Iana Matei is a Romanian activist and founder of Reaching Out Romania, an organisation which aims to find and rehabilitate victims of forced prostitution and sex trafficking.

==Early life==
Iana Matei was born in Orăștie, Romania. Her mother was a pentathlete, and her father was a football coach. When Matei was three years old, her family moved to Bucharest due to her father's work, then later moved to the industrial city of Pitești.

Matei met her husband Dmitri while she was restoring the Ghica Tei palace. They married and had a son. Matei later divorced Dmitri due to domestic violence, abuse, and alcohol abuse issues.

In 1989, at the start of the Romanian Revolution, Matei participated in riots and other protest activities against the Communist government.

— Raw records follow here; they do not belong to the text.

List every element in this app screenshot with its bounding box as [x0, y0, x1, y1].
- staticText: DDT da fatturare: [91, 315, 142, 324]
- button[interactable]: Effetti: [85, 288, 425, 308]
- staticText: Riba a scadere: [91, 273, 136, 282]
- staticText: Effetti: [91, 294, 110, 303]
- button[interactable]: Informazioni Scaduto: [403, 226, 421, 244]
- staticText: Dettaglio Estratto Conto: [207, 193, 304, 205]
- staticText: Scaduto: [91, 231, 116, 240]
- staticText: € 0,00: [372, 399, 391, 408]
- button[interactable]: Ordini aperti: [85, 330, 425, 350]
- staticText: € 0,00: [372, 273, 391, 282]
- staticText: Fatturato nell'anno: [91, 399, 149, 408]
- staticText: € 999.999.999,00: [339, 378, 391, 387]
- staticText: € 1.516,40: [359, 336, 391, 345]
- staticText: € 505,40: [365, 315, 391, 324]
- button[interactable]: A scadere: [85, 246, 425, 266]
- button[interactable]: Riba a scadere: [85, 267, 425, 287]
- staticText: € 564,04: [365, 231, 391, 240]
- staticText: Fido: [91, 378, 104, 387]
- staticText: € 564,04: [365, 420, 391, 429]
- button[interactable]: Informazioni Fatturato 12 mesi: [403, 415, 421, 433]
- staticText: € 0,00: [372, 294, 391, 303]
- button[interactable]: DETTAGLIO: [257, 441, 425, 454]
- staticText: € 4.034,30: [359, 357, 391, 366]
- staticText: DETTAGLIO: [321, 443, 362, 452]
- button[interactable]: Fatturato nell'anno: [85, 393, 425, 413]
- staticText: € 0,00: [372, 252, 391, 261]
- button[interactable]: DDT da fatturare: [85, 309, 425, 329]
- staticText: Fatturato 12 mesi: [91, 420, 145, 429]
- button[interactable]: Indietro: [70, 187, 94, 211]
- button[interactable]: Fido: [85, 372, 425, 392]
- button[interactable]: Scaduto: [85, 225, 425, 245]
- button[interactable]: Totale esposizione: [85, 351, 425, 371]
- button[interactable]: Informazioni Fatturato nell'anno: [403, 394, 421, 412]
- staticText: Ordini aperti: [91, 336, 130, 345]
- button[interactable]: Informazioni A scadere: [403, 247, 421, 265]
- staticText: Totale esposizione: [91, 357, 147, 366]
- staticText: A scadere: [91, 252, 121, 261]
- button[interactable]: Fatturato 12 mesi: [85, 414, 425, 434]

After an incident where Matei lost her bag with her identity documents during a protest in University Square, she believed it was no longer safe to stay in the country and fled. She left her son with her mother and illegally immigrated to Serbia, where she was captured and sentenced to twenty days of imprisonment. During her confinement, Matei went on a hunger strike, insisting that a representative of the United Nations High Commissioner for Refugees (UNHCR) visit her and acknowledge her presence. After her sentence was completed, Matei was relocated to a Serbian refugee camp, where she was hired as a translator for UNHCP. Matei's son reunited with her from Romania, and the two moved to Australia and have become involved with humanitarian work.

On January 20, 2010, Matei was named "European of the Year" by Reader's Digest.

Matei published A vendre, Mariana, 15 ans, in 2010 (OH! Editions, France).

==Humanitarian work==
As part of a diploma in psychology, Matei worked with homeless children in Australia. In 1998, Matei and her son returned to Pitești and began working on behalf of homeless children.

In 1999, Matei was asked by police to bring some clothes for prostitutes they had arrested. Matei brought food and clothes for the girls, only to realize they were all underage and forced to be prostitutes. Matei became angry as the police officers refused to acknowledge that three girls were under-age victims of human trafficking.

Matei set up the charity Reaching Out Romania to end sex slavery, and opened a shelter, "The House of Treasure".